Kampala, A Bustling City

by Amizade Global Service-Learning

Our hotel is a nice respite from the chaos that is center city, Kampala. We have ventured into the heart of the city twice now, and even the students admit it is difficult to explain the experience in words only. People are everywhere, vehicles are everywhere (on the road, on the sidewalks, in the shoulders), and there is much to take in. Personally, I will feel much more at home in Karagwe where the most common sounds are those of farm animals… cows, goats, chickens, the lone roaster crying to wake up everyone when the sun rises. But, for now, we are enjoying the toilets, large supply of chips (french fries), and variety of stores available in Urban Africa.

Carly and Sarah arrived in Entebbe around 10pm last Thursday, and have been excited to see all that they can since their arrival. They loved seeing the bustle of Kampala and enjoyed the craft market we visited yesterday. I had to remind them that they would have some time in Dar es Salaam and Zanzibar, and would end their stay in East Africa in Kampala- so there is plenty of time to buy touristy things. The fact that we will all be returning to the States right around Christmas time lends a good excuse for buying African souvenirs for all of our friends and family.
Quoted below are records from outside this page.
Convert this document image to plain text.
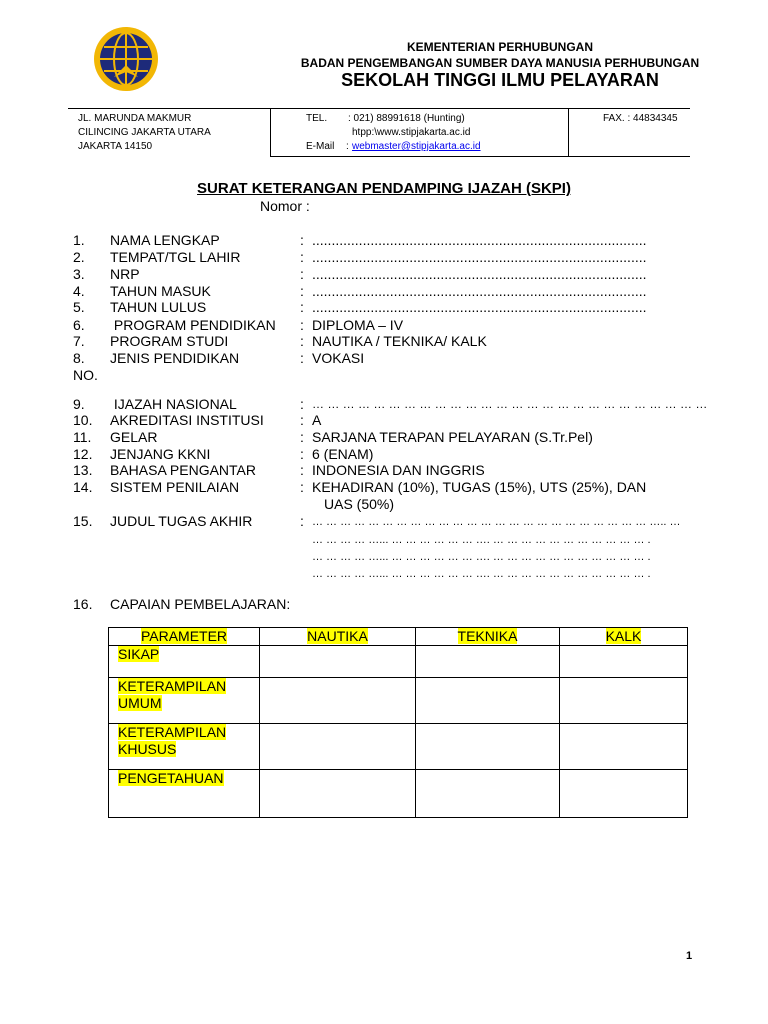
KEMENTERIAN PERHUBUNGAN
BADAN PENGEMBANGAN SUMBER DAYA MANUSIA PERHUBUNGAN
SEKOLAH TINGGI ILMU PELAYARAN
JL. MARUNDA MAKMUR
CILINCING JAKARTA UTARA
JAKARTA 14150
TEL. : 021) 88991618 (Hunting)
htpp:\www.stipjakarta.ac.id
E-Mail : webmaster@stipjakarta.ac.id
FAX. : 44834345
SURAT KETERANGAN PENDAMPING IJAZAH (SKPI)
Nomor :
1. NAMA LENGKAP	: ......................................................................................
2. TEMPAT/TGL LAHIR	: ......................................................................................
3. NRP	: ......................................................................................
4. TAHUN MASUK	: ......................................................................................
5. TAHUN LULUS	: ......................................................................................
6. PROGRAM PENDIDIKAN : DIPLOMA – IV
7. PROGRAM STUDI	: NAUTIKA / TEKNIKA/ KALK
8. JENIS PENDIDIKAN	: VOKASI
NO.
9. IJAZAH NASIONAL	: … … … … … … … … … … … … … … … … … … … … … … … … … …
10. AKREDITASI INSTITUSI	: A
11. GELAR	: SARJANA TERAPAN PELAYARAN (S.Tr.Pel)
12. JENJANG KKNI	: 6 (ENAM)
13. BAHASA PENGANTAR	: INDONESIA DAN INGGRIS
14. SISTEM PENILAIAN	: KEHADIRAN (10%), TUGAS (15%), UTS (25%), DAN
UAS (50%)
15. JUDUL TUGAS AKHIR	: … … … … … … … … … … … … … … … … … … … … … … … … ….. …
… … … … …... … … … … … … …. … … … … … … … … … … … .
… … … … …... … … … … … … …. … … … … … … … … … … … .
… … … … …... … … … … … … …. … … … … … … … … … … … .
16. CAPAIAN PEMBELAJARAN:
PARAMETER	NAUTIKA	TEKNIKA	KALK
SIKAP			
KETERAMPILAN
UMUM			
KETERAMPILAN
KHUSUS			
PENGETAHUAN			
1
Our newcomers have been anxious to learn the culture and have picked up instantly on some obvious differences from our own culture. Seeing two men holding hands as they walk down the street is a common sight, while public displays of affection between a man and woman are few and far between. Greetings are an essential element of every interaction. Pedestrians do not have the right of way, and must always be attentive and nimble. A dinner scheduled for 7:30pm might get you food by 8:15pm. Once we are settled in Karagwe, Carly and Sarah will easily observe the more subtle aspects of this culture also.

Today, we have planned to visit the Entebbe Zoo and explore Entebbe a bit before receiving Isabel tonight around 10pm at the airport. Tomorrow, we head back to Tanzania to settle in at Misha Guest House and begin our work. The students will begin their Swahili classes with Mwalimu Rachel and learning about Sustainable Development with me. Until then, we are enjoying our time in Uganda’s capitol.